We’re continuing to evaluate that stipend, from home Internet to mobile phone, etc. When we talk about not being one and done, as I mentioned earlier, like back to the office, it’s not one stipend. If we have to keep going back and offering more than one, then that’s what we need to do to make people successful.
We also set up a company direct line (DL)—a simple, remote DL. People are submitting their requests there, and it goes to HR and IT. It doesn’t need to go to their manager when you’re talking about something simplistic; it could be personal needs they have, or it could be IT-specific or equipment-related needs, and those get addressed holistically. This way, we can make sure we’re consistent in application, as well. I think when you talk about something beyond an easy solve, which is equipment, although it does cost money, it may not be an easy solve for some companies.

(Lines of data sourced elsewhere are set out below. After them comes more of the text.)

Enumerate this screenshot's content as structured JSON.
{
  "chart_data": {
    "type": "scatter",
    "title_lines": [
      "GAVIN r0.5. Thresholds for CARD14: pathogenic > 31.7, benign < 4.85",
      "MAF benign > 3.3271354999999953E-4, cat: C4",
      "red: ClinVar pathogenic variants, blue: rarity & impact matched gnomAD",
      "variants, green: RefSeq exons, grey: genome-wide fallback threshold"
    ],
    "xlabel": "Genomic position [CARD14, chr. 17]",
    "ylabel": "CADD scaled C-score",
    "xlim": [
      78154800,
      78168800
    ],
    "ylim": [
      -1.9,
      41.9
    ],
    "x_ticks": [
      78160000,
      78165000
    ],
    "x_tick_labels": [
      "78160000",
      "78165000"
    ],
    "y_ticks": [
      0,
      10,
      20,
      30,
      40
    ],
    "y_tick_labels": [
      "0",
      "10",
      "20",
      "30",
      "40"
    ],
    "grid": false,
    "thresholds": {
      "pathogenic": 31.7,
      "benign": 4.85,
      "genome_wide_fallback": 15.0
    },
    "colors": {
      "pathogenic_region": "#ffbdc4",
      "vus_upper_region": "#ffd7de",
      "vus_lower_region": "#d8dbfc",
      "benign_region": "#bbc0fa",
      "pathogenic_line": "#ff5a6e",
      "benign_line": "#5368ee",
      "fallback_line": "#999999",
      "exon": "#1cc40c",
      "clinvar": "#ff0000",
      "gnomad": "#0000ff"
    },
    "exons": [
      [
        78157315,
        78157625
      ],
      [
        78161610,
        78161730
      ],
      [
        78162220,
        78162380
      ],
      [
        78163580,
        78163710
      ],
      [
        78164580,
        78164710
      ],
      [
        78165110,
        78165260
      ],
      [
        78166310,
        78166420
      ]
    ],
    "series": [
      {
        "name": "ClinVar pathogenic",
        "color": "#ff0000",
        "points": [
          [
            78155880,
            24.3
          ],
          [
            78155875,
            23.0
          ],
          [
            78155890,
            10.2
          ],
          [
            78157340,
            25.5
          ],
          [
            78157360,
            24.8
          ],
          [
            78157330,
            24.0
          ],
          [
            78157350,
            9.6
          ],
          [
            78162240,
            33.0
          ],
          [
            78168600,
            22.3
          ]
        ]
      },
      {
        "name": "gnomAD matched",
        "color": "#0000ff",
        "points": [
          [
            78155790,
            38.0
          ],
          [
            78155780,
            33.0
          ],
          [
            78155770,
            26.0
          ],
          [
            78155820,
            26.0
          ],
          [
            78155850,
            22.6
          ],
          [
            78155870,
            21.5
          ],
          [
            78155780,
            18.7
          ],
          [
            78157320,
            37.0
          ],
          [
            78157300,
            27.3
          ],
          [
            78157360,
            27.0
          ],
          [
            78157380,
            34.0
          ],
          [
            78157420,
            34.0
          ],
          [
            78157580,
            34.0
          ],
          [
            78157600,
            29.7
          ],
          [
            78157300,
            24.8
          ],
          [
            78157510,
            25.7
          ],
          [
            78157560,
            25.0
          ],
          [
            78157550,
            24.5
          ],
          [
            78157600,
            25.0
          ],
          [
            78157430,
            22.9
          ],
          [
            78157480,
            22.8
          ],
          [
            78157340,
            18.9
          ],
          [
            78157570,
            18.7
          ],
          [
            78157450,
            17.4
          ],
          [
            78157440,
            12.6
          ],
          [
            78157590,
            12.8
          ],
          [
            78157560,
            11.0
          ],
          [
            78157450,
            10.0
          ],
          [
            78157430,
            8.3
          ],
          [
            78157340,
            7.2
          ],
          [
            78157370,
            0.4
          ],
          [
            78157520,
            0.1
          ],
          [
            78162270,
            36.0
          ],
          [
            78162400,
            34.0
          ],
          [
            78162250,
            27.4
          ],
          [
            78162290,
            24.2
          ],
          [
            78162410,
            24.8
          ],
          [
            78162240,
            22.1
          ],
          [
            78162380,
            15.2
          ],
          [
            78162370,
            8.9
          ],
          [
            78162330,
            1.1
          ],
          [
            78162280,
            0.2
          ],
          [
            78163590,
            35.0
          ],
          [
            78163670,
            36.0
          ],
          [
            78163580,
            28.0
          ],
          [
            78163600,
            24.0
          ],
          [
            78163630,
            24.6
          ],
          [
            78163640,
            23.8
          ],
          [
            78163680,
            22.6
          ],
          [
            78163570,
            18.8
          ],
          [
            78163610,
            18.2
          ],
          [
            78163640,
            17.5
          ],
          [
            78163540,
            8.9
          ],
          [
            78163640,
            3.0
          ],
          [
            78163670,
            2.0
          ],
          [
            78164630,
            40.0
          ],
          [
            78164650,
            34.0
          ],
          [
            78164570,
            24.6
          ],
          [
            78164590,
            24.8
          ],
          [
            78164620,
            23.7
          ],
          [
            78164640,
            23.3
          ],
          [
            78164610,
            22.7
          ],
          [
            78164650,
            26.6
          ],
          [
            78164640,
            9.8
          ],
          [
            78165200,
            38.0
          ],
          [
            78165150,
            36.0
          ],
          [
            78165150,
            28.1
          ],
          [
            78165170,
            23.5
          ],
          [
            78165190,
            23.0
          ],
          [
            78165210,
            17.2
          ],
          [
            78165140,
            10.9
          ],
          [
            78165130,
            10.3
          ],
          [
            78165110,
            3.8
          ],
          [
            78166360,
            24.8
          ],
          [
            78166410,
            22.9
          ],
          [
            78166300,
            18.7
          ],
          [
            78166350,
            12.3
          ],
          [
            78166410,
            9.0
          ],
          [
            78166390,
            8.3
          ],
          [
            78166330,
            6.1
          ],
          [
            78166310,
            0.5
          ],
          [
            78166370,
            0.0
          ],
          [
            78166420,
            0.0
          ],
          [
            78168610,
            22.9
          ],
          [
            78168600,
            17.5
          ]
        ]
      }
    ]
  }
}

A lot of manager training and communication has gone into this process and is especially coming from the top down. Our CEO says that if kids are “in the room, invite them in.” I always help the CEO facilitate questions that come in, and early on, in a companywide meeting, you can see him looking off camera, and there’s something going on. He finally says, “Kim, can you take over for a minute?” He had to leave because he had a school-aged kid in the room who was starting to have a meltdown about some Internet connection. And he’s trying to address more than 3,000 people and had to pause.
It’s just the humility of that and the vulnerability of “I have a problem at home, and I need to address this problem at home. And by the way, that’s OK.” You’ll see it happen often, and we invite that in. We encourage managers to say, “If there’s a kid in the room, have a conversation with the kid, or invite him or her into what you guys are doing and learning.”
We do a daily “dev day,” not only for our employees but also for their families. Like, here’s a virtual museum we found that you might want to go and explore or an article you might want to read or something interactive. We also do look for a daily “bring your kids to work” day. It could be a craft activity or something simple that they don’t need to think about already because they have enough on their plates.
Here’s something else you might find useful. We also have a working parents group. A lot of companies call them “employee resource groups,” and they can be primarily centered on diversity initiatives. But there are plenty of ways to expand beyond just race, as well, which is the working parents group and has helped us manage through some of those aspects.
That’s a really good point about using the employee resource group network or framework for working parents, and that is why so many organizations don’t ever think they have enough people to make another employee resource group or even make their first, but you can always identify diversity, and there’s no reason it can’t support it.